CHAPTER IX.
GLYCERIA.

Domitia returned to her apartments, quivering like an aspen in a light air; but no sooner was she there, than she summoned Eboracus, and said to him:—

“Be speedy. Follow Paris, and protect him. There is evil planned against him. Fly—lest you be too late.”

The slave departed at once.

Domitia paced the room, in an agony of mind, now shivering with cold, then with face burning. But it was not the humiliations to which she had been subjected that so affected her,—it was fear of what she suspected was meditated against the actor, and through him against Glyceria.

A cold sweat broke out on her brow, and icy tears formed on her long eyelashes. It seemed to her that for her to show favor to any one, was to bring destruction on that person. And hatred towards the Emperor became in her heart more intense and bitter.

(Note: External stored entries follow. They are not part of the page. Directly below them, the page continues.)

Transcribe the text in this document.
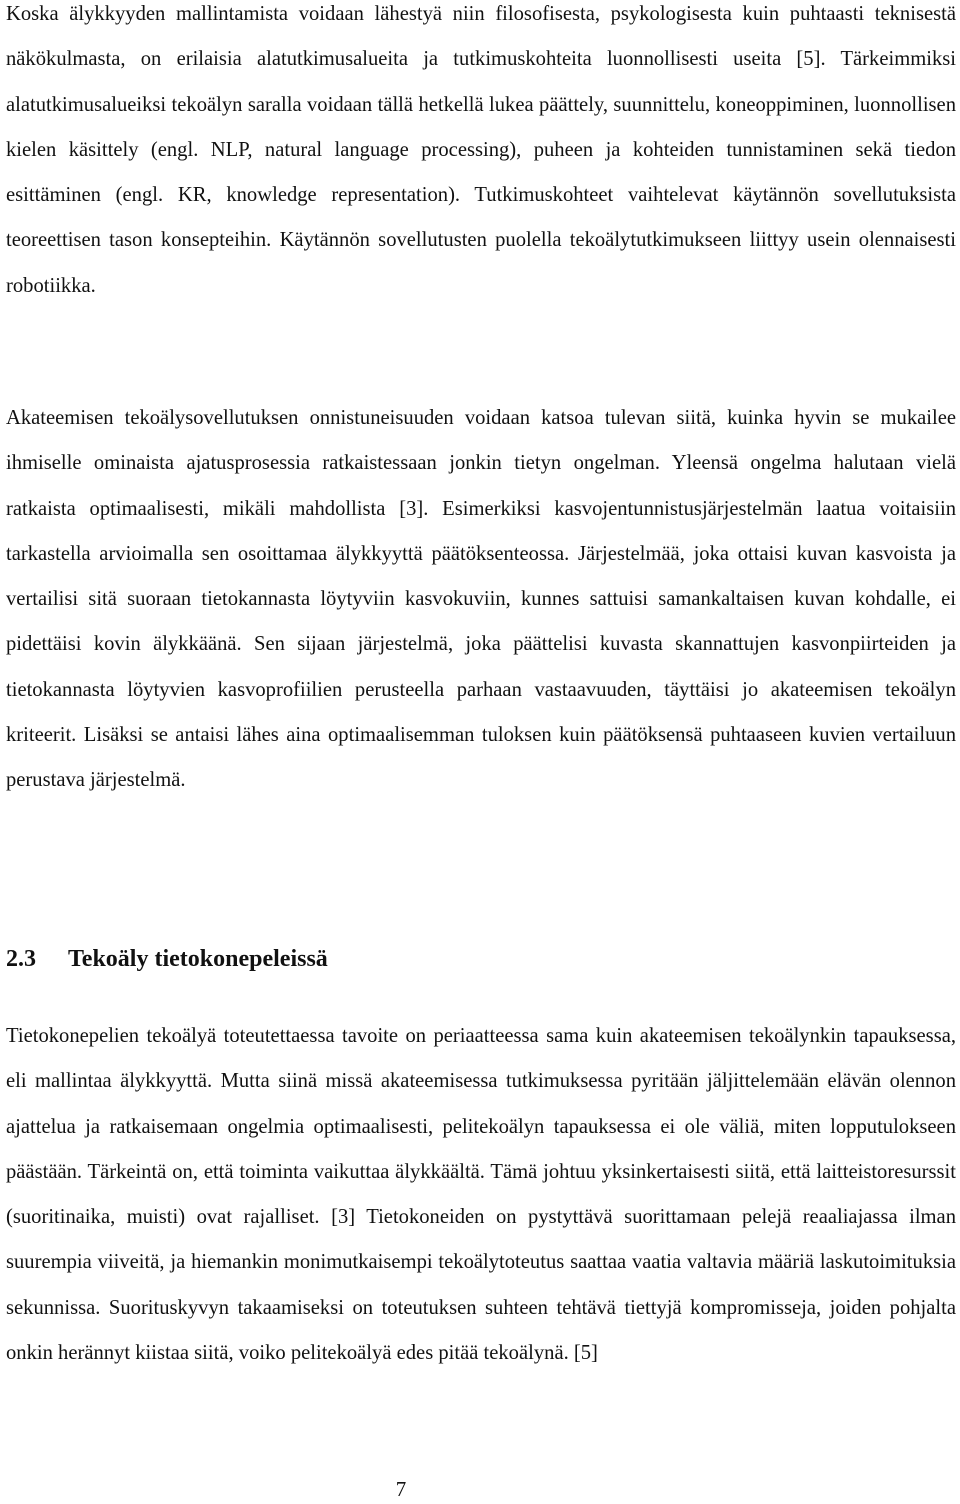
Koska älykkyyden mallintamista voidaan lähestyä niin filosofisesta, psykologisesta kuin puhtaasti teknisestä näkökulmasta, on erilaisia alatutkimusalueita ja tutkimuskohteita luonnollisesti useita [5]. Tärkeimmiksi alatutkimusalueiksi tekoälyn saralla voidaan tällä hetkellä lukea päättely, suunnittelu, koneoppiminen, luonnollisen kielen käsittely (engl. NLP, natural language processing), puheen ja kohteiden tunnistaminen sekä tiedon esittäminen (engl. KR, knowledge representation). Tutkimuskohteet vaihtelevat käytännön sovellutuksista teoreettisen tason konsepteihin. Käytännön sovellutusten puolella tekoälytutkimukseen liittyy usein olennaisesti robotiikka.

Akateemisen tekoälysovellutuksen onnistuneisuuden voidaan katsoa tulevan siitä, kuinka hyvin se mukailee ihmiselle ominaista ajatusprosessia ratkaistessaan jonkin tietyn ongelman. Yleensä ongelma halutaan vielä ratkaista optimaalisesti, mikäli mahdollista [3]. Esimerkiksi kasvojentunnistusjärjestelmän laatua voitaisiin tarkastella arvioimalla sen osoittamaa älykkyyttä päätöksenteossa. Järjestelmää, joka ottaisi kuvan kasvoista ja vertailisi sitä suoraan tietokannasta löytyviin kasvokuviin, kunnes sattuisi samankaltaisen kuvan kohdalle, ei pidettäisi kovin älykkäänä. Sen sijaan järjestelmä, joka päättelisi kuvasta skannattujen kasvonpiirteiden ja tietokannasta löytyvien kasvoprofiilien perusteella parhaan vastaavuuden, täyttäisi jo akateemisen tekoälyn kriteerit. Lisäksi se antaisi lähes aina optimaalisemman tuloksen kuin päätöksensä puhtaaseen kuvien vertailuun perustava järjestelmä.

2.3 Tekoäly tietokonepeleissä

Tietokonepelien tekoälyä toteutettaessa tavoite on periaatteessa sama kuin akateemisen tekoälynkin tapauksessa, eli mallintaa älykkyyttä. Mutta siinä missä akateemisessa tutkimuksessa pyritään jäljittelemään elävän olennon ajattelua ja ratkaisemaan ongelmia optimaalisesti, pelitekoälyn tapauksessa ei ole väliä, miten lopputulokseen päästään. Tärkeintä on, että toiminta vaikuttaa älykkäältä. Tämä johtuu yksinkertaisesti siitä, että laitteistoresurssit (suoritinaika, muisti) ovat rajalliset. [3] Tietokoneiden on pystyttävä suorittamaan pelejä reaaliajassa ilman suurempia viiveitä, ja hiemankin monimutkaisempi tekoälytoteutus saattaa vaatia valtavia määriä laskutoimituksia sekunnissa. Suorituskyvyn takaamiseksi on toteutuksen suhteen tehtävä tiettyjä kompromisseja, joiden pohjalta onkin herännyt kiistaa siitä, voiko pelitekoälyä edes pitää tekoälynä. [5]

7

She could think of nothing else but the danger that menaced Paris. She went out on the terrace, and the wind blowing over her moist brow chilled her; she drew her mantle more closely around her, and re-entered the palace. Already night was falling, for the days were becoming short.

Her heart cried out for something to which to cling, for some one to whom to appeal against the overwhelming evil and tyranny that prevailed.

Was there no power in earth above the Cæsar? There was none. No power in heaven? She could not tell; all there was dark and doubtful. There was a Nemesis—but slow of step, and only overtaking the evil-doer when too late to prevent the misery he wrought, sometimes so lagging as not to catch him at all, and so blind as often to strike the innocent in place of the guilty. No cry of the sufferer could reach this torpid Nemesis and rouse her to quicker action. She was a deity bungling, deaf and blind.